Published online by Cambridge University Press: 21 October 2015
INTRODUCTION
Chapter 2 explained the theory and empirical evidence of how trade co-operation is effected first through the ASEAN Preferential Trading Arrangement, progressing to the ASEAN Free Trade Area including the ASEAN Framework Agreement for Services. More intra-ASEAN investment is vital to increase intra-ASEAN trade which is the subject of this chapter. Intra-ASEAN investment is part and parcel of ASEAN's need to attract direct foreign investment from the rest of the world. As a group of developing and newly industrializing economies, tapping direct foreign investment and multinational corporations is imperative not just for capital infusion. More vital is the role of direct foreign investment and multinational corporations for technology transfer and other management resources, skills, markets, branding and overall linkage with the global economy.

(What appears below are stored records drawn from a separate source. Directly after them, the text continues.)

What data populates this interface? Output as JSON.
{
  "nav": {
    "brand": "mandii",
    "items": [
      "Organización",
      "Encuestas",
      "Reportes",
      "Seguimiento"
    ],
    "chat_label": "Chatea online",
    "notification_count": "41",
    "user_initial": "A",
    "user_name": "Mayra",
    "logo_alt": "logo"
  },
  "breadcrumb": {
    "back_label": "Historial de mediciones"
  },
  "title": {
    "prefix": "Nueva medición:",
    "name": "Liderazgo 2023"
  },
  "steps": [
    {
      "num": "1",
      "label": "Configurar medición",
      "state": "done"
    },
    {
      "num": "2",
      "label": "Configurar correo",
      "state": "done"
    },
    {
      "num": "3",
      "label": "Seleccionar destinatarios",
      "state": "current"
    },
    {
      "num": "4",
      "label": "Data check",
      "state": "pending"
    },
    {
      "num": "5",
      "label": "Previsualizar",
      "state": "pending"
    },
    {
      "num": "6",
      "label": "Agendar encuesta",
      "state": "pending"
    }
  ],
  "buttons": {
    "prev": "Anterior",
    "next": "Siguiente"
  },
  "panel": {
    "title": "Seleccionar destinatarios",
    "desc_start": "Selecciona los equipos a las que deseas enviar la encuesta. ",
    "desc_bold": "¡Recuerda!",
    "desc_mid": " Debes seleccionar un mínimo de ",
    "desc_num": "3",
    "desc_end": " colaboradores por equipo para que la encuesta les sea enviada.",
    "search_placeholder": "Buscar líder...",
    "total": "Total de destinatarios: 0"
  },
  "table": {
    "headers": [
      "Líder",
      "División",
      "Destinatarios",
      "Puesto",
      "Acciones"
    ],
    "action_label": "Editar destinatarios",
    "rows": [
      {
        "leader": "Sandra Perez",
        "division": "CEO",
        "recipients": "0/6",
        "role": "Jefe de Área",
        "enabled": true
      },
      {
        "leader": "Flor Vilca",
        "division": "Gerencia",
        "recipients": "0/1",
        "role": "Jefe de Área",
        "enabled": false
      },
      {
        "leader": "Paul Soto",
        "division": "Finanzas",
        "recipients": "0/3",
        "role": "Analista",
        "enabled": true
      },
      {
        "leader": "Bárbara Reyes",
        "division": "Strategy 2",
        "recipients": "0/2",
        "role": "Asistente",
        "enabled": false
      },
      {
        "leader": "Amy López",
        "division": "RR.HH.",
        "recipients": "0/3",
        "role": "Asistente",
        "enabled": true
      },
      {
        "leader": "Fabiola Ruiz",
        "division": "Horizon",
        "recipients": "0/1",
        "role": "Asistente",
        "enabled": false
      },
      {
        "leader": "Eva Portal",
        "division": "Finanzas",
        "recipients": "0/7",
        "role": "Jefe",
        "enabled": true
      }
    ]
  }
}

INVESTMENT REGIME IN ASEAN
The ASEAN region is a leading recipient of direct foreign investment flows in the developing world. Between 1990 and 1997, direct foreign investment represented an annual average of 40 per cent of the net resource flows to the ASEAN countries, with Malaysia, Myanmar and Vietnam accounting for more than 50 per cent of direct foreign investment composition. A high percentage of direct foreign investment to net private capital flows in the 1990s is almost the norm for many developing countries, and this is true for ASEAN. This suggests the increasing importance of net private capital flows, particularly direct foreign investment, to official flows for development finance.
Five ASEAN countries were among the top 20 developing country recipients of such long-term global capital flows from 1997 to 1998. Between 1993 and 1998, ASEAN received about 17.4 per cent of the US$760 billion in cumulative global net direct foreign investment flows to developing countries. Over the same period, ASEAN received an annual average of US$22 billion in net direct foreign investment flows, compared with an annual average of US$7.8 billion in the period between 1986 and 1991. Direct foreign investment flow in ASEAN increased on average by about 14 per cent annually from 1996 to 1998, while direct foreign investment stock in ASEAN grew tenfold from US$23.8 billion in 1980 to US$233.8 billion in 1998.